Loyalty: Friends and family are likelier to stick around through tough times, be committed to your gym’s success, and prioritise its needs.
Familiarity: Communication often comes naturally with someone you know well, allowing for quicker decision-making and easier problem-solving.
Cost-Effective Training: Given their relationship with you, they may require less formal training, saving you both time and resources.
Cons of Hiring Friends and Family
Performance: Are you employing this individual because of your personal relationship, or genuinely because they bring something positive to the business? If this person wasn’t a friend or family member, would you really be hiring them?
Blurred Boundaries: When personal relationships mix with professional settings, lines can blur. It might be challenging to give critical feedback or make tough decisions, like firing or disciplining them.
Perceived Favouritism: Other employees may feel that your friends or family are receiving preferential treatment, which can lead to a hostile work environment.
Compromised Professionalism: It's easy for casual behaviour to sneak in. Overly informal interactions might come across as unprofessional to members or other staff. It is also easy for cliques to form, and for other personnel to feel unable or uncomfortable raising concerns or suggesting alternatives.
Potential for Personal Fallout: If a professional relationship goes sour, it can spill over into personal life, and vice versa.
Tips for a Balanced Approach
So, if you're considering hiring someone you know personally, how can you tip the scales towards success? Here are a few tips:
Set Clear Boundaries: Discuss the distinction between personal and professional relationships before employing a friend or family member. Establish boundaries and expectations from the outset.
Formalize the Hiring Process: Make sure every hire, including friends and family, undergo the same rigorous hiring process. This can mitigate perceptions of favouritism and ensure you bring on someone truly qualified.

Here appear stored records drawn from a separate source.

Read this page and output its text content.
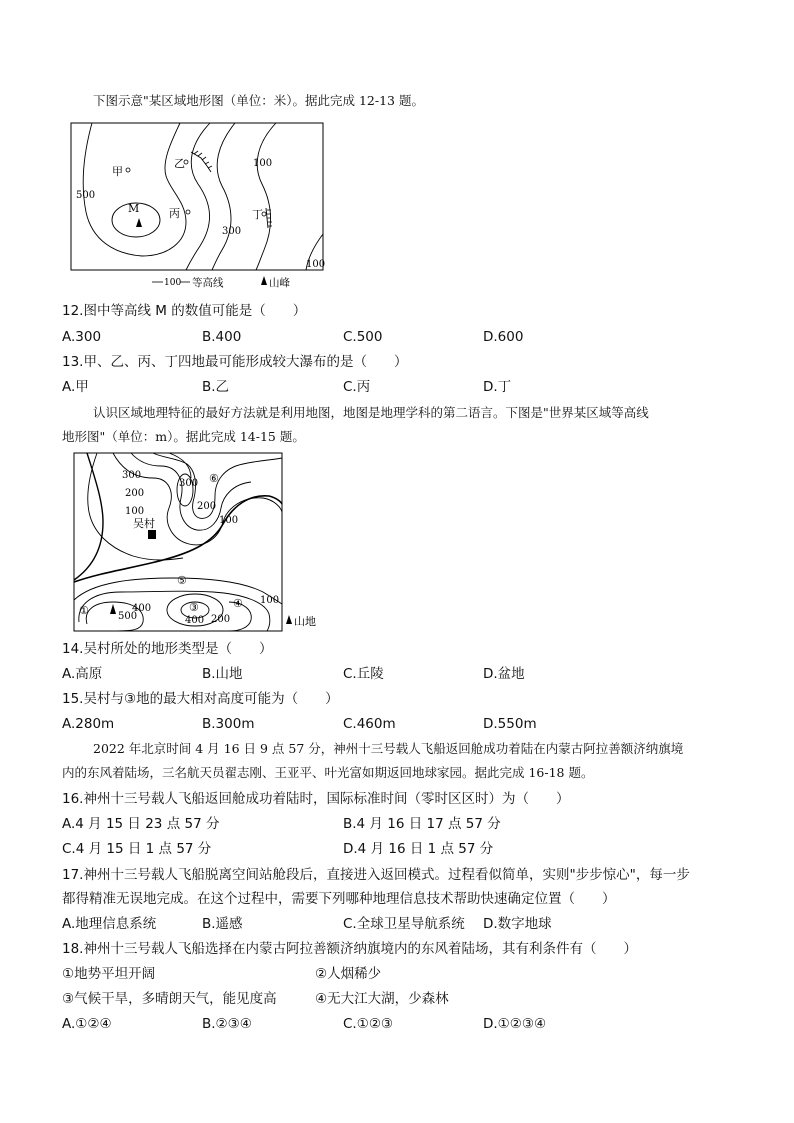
下图示意"某区域地形图（单位：米）。据此完成 12-13 题。
甲
乙
丙	丁
M
500
300
100
100
100 等高线	山峰
12.图中等高线 M 的数值可能是（　　）
A.300	B.400	C.500	D.600
13.甲、乙、丙、丁四地最可能形成较大瀑布的是（　　）
A.甲	B.乙	C.丙	D.丁
认识区域地理特征的最好方法就是利用地图，地图是地理学科的第二语言。下图是"世界某区域等高线
地形图"（单位：m）。据此完成 14-15 题。
300
200
100
300
200
100
⑥
吴村
⑤
①	400
500
③	④ 100
400 200	山地
14.吴村所处的地形类型是（　　）
A.高原	B.山地	C.丘陵	D.盆地
15.吴村与③地的最大相对高度可能为（　　）
A.280m	B.300m	C.460m	D.550m
2022 年北京时间 4 月 16 日 9 点 57 分，神州十三号载人飞船返回舱成功着陆在内蒙古阿拉善额济纳旗境
内的东风着陆场，三名航天员翟志刚、王亚平、叶光富如期返回地球家园。据此完成 16-18 题。
16.神州十三号载人飞船返回舱成功着陆时，国际标准时间（零时区区时）为（　　）
A.4 月 15 日 23 点 57 分	B.4 月 16 日 17 点 57 分
C.4 月 15 日 1 点 57 分	D.4 月 16 日 1 点 57 分
17.神州十三号载人飞船脱离空间站舱段后，直接进入返回模式。过程看似简单，实则"步步惊心"，每一步
都得精准无误地完成。在这个过程中，需要下列哪种地理信息技术帮助快速确定位置（　　）
A.地理信息系统	B.遥感	C.全球卫星导航系统 D.数字地球
18.神州十三号载人飞船选择在内蒙古阿拉善额济纳旗境内的东风着陆场，其有利条件有（　　）
①地势平坦开阔	②人烟稀少
③气候干旱，多晴朗天气，能见度高	④无大江大湖，少森林
A.①②④	B.②③④	C.①②③	D.①②③④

Open Communication: Foster an environment where open communication is encouraged. If issues arise, tackle them head-on to prevent them from escalating.
Consider their Qualifications: Evaluating whether they're truly the best fit for the role beyond the personal connection is crucial.
Feedback Mechanism: Establish regular check-ins and performance evaluations. This provides an opportunity for both parties to discuss concerns or areas of improvement.
The decision to hire friends and family into your gym shouldn’t be taken lightly. Like any intense workout, there are benefits and challenges to this approach. By understanding the implications, setting clear boundaries, and maintaining open communication, you can make an informed choice supporting your business's health and success.